Campari Group reports sales in the U.S., its largest market, grew organically 6% in the first nine months. All brands were strong, the company said, but Skyy and Grand Marnier, as well as Jamaica, which register3e 17.3% growth, thanks to the rum portfolio.
On a global basis, net sales were up 8.6% (6.9% organic). EBITDA rose 13.5% (12.2% organic). The company did not report GAAP earnings.
Bob Kunze-Concewitz, CEO, said: ‘In the first nine months 2019 we achieved strong organic sales growth, despite the tough comparable base and poor weather across Northern Europe, driven by the positive underlying sales momentum in the core developed markets, particularly the aperitifs business.
“Key underlying profitability indicators grew ahead of organic sales development, thanks to a very positive sales mix, which helped offset the dilutive impact generated by the agave cost and the emerging markets sales recovery, as well as favorable phasing effects in the third quarter.
“The outlook remains unchanged and fairly balanced in terms of risks and opportunities on a full year basis. We remain confident in delivering a positive performance across all key underlying business indicators.”
Looking at the company’s performance by brand:
Global Priorities (59% of total Group sales) registered strong organic growth (+8.2%), despite a low-single digit decline in SKYY due to persistent competitive pressure in the U.S. market and the continued destocking mainly affecting flavors which are down double-digit, and in Grand Marnier, due to phasing in Q3 in the core U.S. market, despite positive sellout trends.
The positive performance was driven by Aperol (+21.8%), thanks to a double digit growth in its three largest markets (Italy, Germany and the US) as well as across all the other high potential markets, a solid performance of Campari (+5.0%), largely driven by core geographies, Wild Turkey (+6.7%), thanks to core U.S. and Australian markets, and the Jamaican rums (+6.2%), thanks to core Wray & Nephew Overproof.
Regional Priorities (15% of total Group sales) grew organically by 5.3%, thanks to a very positive performance from Espolòn (+24.9%), despite the negative shipment phasing in the third quarter in the core US market, expected to reverse in the fourth quarter. Sell-out trends remain at strong double-digits, continuing to outpace the category.

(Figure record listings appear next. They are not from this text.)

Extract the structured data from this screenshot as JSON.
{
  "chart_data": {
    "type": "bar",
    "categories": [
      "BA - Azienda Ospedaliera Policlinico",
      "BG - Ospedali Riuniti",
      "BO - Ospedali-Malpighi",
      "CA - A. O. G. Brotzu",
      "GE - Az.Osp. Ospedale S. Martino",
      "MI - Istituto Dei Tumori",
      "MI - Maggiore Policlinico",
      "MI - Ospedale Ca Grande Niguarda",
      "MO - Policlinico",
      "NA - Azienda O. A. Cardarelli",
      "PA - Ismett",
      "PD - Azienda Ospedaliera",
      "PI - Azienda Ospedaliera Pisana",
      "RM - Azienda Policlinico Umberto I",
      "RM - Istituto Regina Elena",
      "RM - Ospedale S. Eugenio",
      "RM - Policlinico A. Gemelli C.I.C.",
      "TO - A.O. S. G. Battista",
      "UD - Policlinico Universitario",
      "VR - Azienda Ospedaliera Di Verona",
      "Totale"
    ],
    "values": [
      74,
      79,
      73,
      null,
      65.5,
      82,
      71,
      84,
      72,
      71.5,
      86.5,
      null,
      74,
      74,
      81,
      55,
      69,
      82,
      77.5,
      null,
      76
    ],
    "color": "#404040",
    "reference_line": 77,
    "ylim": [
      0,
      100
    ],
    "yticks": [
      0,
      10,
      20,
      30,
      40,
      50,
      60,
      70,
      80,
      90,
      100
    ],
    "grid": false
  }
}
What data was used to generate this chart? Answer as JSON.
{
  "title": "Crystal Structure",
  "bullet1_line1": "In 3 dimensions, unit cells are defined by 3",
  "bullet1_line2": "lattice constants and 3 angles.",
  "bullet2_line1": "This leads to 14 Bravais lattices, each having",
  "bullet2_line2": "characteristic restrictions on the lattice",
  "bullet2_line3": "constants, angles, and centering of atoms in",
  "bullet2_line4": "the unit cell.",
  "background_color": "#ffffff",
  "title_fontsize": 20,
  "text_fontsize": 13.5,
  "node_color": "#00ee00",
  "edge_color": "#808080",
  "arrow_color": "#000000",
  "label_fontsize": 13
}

A solid growth in Riccadonna was more than offset by weakness in GlenGrant, which reflects the long-term strategic refocus into the superpremium and high margin aged variants, and Cinzano.
– Local Priorities (12% of total Group sales) registered a positive organic performance of +5.2%, with growth across the whole portfolio, especially the single serve aperitifs Campari Soda (+6.7%), benefitting from a new marketing campaign.
Analyst Comments
Noting the third quarter was expected to be the toughest for Campari, Berenberg Beverages analysts said the company was “still able to deliver solid Q3 organic sales growth of 4.9%. “Both the recent Nielsen and NABCA data suggest that Grand Marnier depletions in the US are growing currently at around 5% and tequila Espolon at c25%”, lead analyst Javier Gonzalez Lastra said, adding:
“Campari continues to trade at a premium to its peers (on 27.5x). However, we believe this is justified as Campari’s top-line growth rate keeps improving (+6.7% in FY19E versus 5.3% in FY18) and the positive mix generated by its brand portfolio remains the most attractive in the sector.”